To my pleasant surprise, I found that merino wool fabrics perform exceptionally well no matter what the weather or the conditions. The fabric kept me warm in the winter, even while the fabric was wet and cool in the summer. The fabric was comfortable, breathable, did not hold odors, even after several days, dried quickly and never itched.
Over the last several years, many outdoor enthusiasts have made the switch to merino wool and numerous companies now manufacture products containing merino wool. Base layers, underwear, socks, hats, and tee-shirts seem to lead the merino wool market, with more and more items utilizing these wool fibers are manufactured every year. So what is it that makes merino wool perform so well in the outdoors and in so many different conditions? To answer these questions, we first have to start with the sheep.
Over centuries, evolution has blessed the merino sheep from the mountains of New Zealand and Australia, with a super-fine wool fiber. This super-fine wool fiber naturally creates a fabric packed with tiny air pockets that trap air, which keep the wearer warm in cold weather and cool in hot weather. This wool fiber also wicks away moisture for a dry, comfortable feeling. These super-fine merino wool fibers immediately absorb and pull moisture vapor away from the body unlike synthetic fibers. Synthetic fibers can only wick the moisture away after it has condensed.
The natural configuration of this wool fiber creates high performance qualities within the fiber, such as warmth, water resistance, odor-resistance, durability, anti-static, and Ultra-violet light protection. This wool fiber can withstand an enormous amount of stress. Studies have shown that this wool fiber can be bent and twisted more than 20,000 times before it will break. These wool fibers also have a natural elasticity that allows them to be stretched up to 33 percent before snapping back to their original length. These wool fibers are also enclosed with a covering similar to skin, that helps them withstand and shed water, rain or spills. The interior of the wool fiber can hold up to 30 percent of its weight in moisture, without the wool fabric feeling damp or clammy, while the exterior is still repelling water and moisture.

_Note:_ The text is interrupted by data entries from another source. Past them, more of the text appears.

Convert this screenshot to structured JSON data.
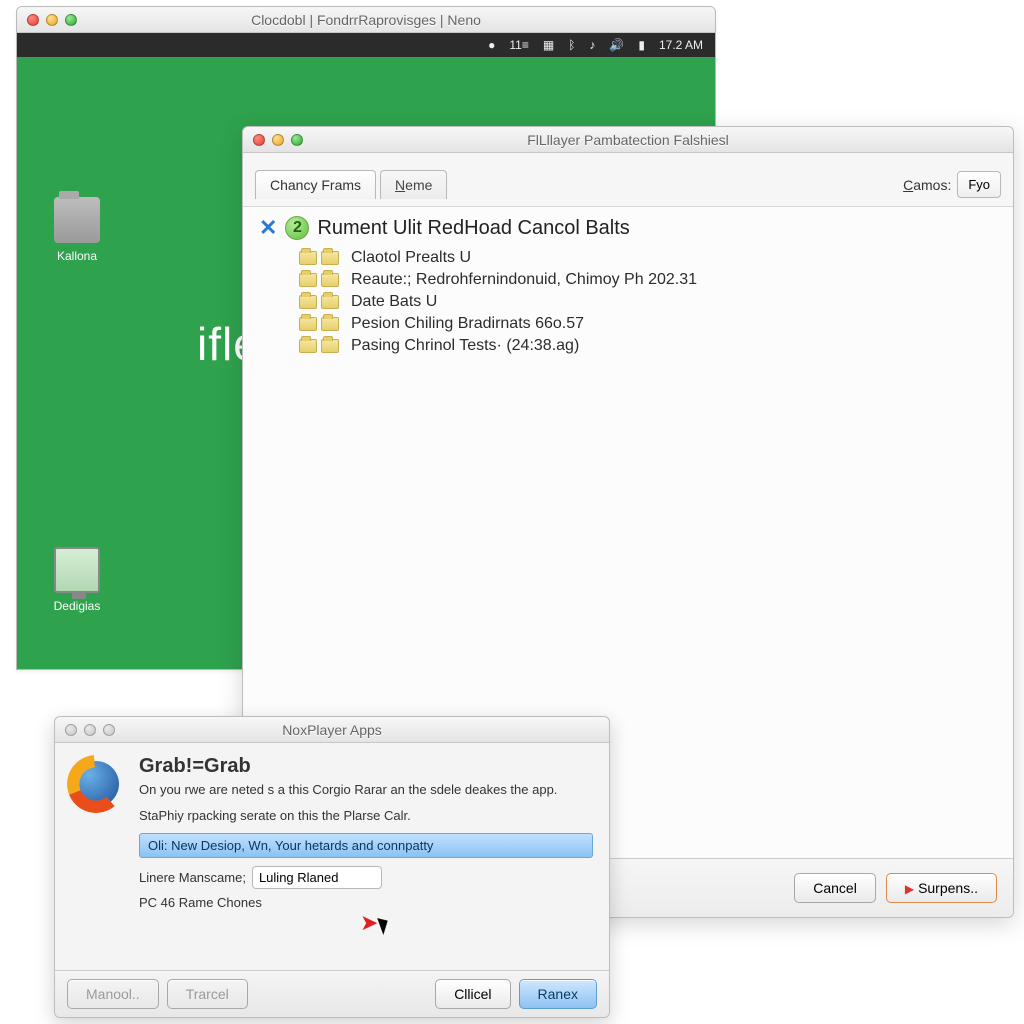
{
  "main_window": {
    "title": "Clocdobl | FondrrRaprovisges | Neno",
    "menubar": {
      "label": "11≡",
      "clock": "17.2 AM"
    },
    "brand": "iflea",
    "icons": [
      {
        "name": "kallona",
        "label": "Kallona"
      },
      {
        "name": "dedigias",
        "label": "Dedigias"
      }
    ]
  },
  "file_dialog": {
    "title": "FlLllayer Pambatection Falshiesl",
    "tabs": [
      {
        "label": "Chancy Frams"
      },
      {
        "label_u": "N",
        "label_rest": "eme"
      }
    ],
    "right_label_u": "C",
    "right_label_rest": "amos:",
    "right_btn": "Fyo",
    "heading_num": "2",
    "heading": "Rument Ulit RedHoad Cancol Balts",
    "rows": [
      "Claotol Prealts U",
      "Reaute:; Redrohfernindonuid, Chimoy Ph 202.31",
      "Date Bats U",
      "Pesion Chiling Bradirnats 66o.57",
      "Pasing Chrinol Tests· (24:38.ag)"
    ],
    "footer": {
      "cancel": "Cancel",
      "confirm": "Surpens.."
    }
  },
  "nox": {
    "title": "NoxPlayer Apps",
    "heading": "Grab!=Grab",
    "p1": "On you rwe are neted s a this Corgio Rarar an the sdele deakes the app.",
    "p2": "StaPhiy rpacking serate on this the Plarse Calr.",
    "selected": "Oli: New Desiop, Wn, Your hetards and connpatty",
    "field_label": "Linere Manscame;",
    "field_value": "Luling Rlaned",
    "footnote": "PC 46 Rame Chones",
    "buttons": {
      "b1": "Manool..",
      "b2": "Trarcel",
      "b3": "Cllicel",
      "b4": "Ranex"
    }
  }
}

The performance of these merino wool fibers, provide numerous advantages for any outdoor enthusiast. Let’s imagine you are on the trail wearing your Merino wool long sleeve zip neck base layer and the weather is providing a light rain or heavy snow. While the microscopic openings in this coating or skin of the wool fiber is allowing the wool to absorb water vapor from body perspiration, the exterior of the fiber is providing a barrier by blocking out larger drops of water. This moisture generated from perspiration is then wicked away to the outer surfaces of the wool garment, where it is evaporated by the air and released.
When moisture does enter the wool fiber, the moisture binds to the chemical structure of wool fiber and small amounts of energy are released in the form of heat. The release of this heat by the wool fiber is what allows you to stay warm on the trail, even though your merino wool base layer may be wet. The composition of wool fibers creates fabrics loaded with small air spaces, which act as a very efficient insulator, adding to wool’s reputation for warmth and comfort. The air that is trapped between the wool fibers and not the fibers themselves, that keeps you warm. Since merino wool fibers are smaller in diameter and more plentiful per area that other wools or fibers, they trap more air pockets and thus keep you warmer.
These performance characteristics of wool help to keep the wearer warm in the winter and cool in the summer. In warm temperatures, fine wool helps keep the wearer cool by transferring heat and body moisture away from the body for a naturally cooling effect. A light wool shirt can actually be cooler and more comfortable for summer wear than a cotton shirt. The water repellent nature of wool also keeps wool fabrics cleaner by repelling stains and spills. Wool’s anti-static qualities also help keep soil particles and dust from being attracted by static charge to wool fabrics.
In the competitive outdoor clothing market, several apparel manufacturers have applied new processing technologies to improve the outdoor performance of this wool. Using the finest New Zealand merino wool and new manufacturing processes, Smartwool, a New England outdoor clothing company and Icebreaker, a New Zealand Company, have lead the way in creating outdoor clothing with exceptional warmth, weight, and durability, that doesn’t itch, shrink or smell, even after days of use.
Looking back, I am very glad that I was introduced to merino wool products. After having used these products in various outdoor activities, in numerous terrain and weather conditions, I am now spoiled and nothing else with now do. Give these products a try, you too might be skeptical, but it should not take long for you to also become a believer.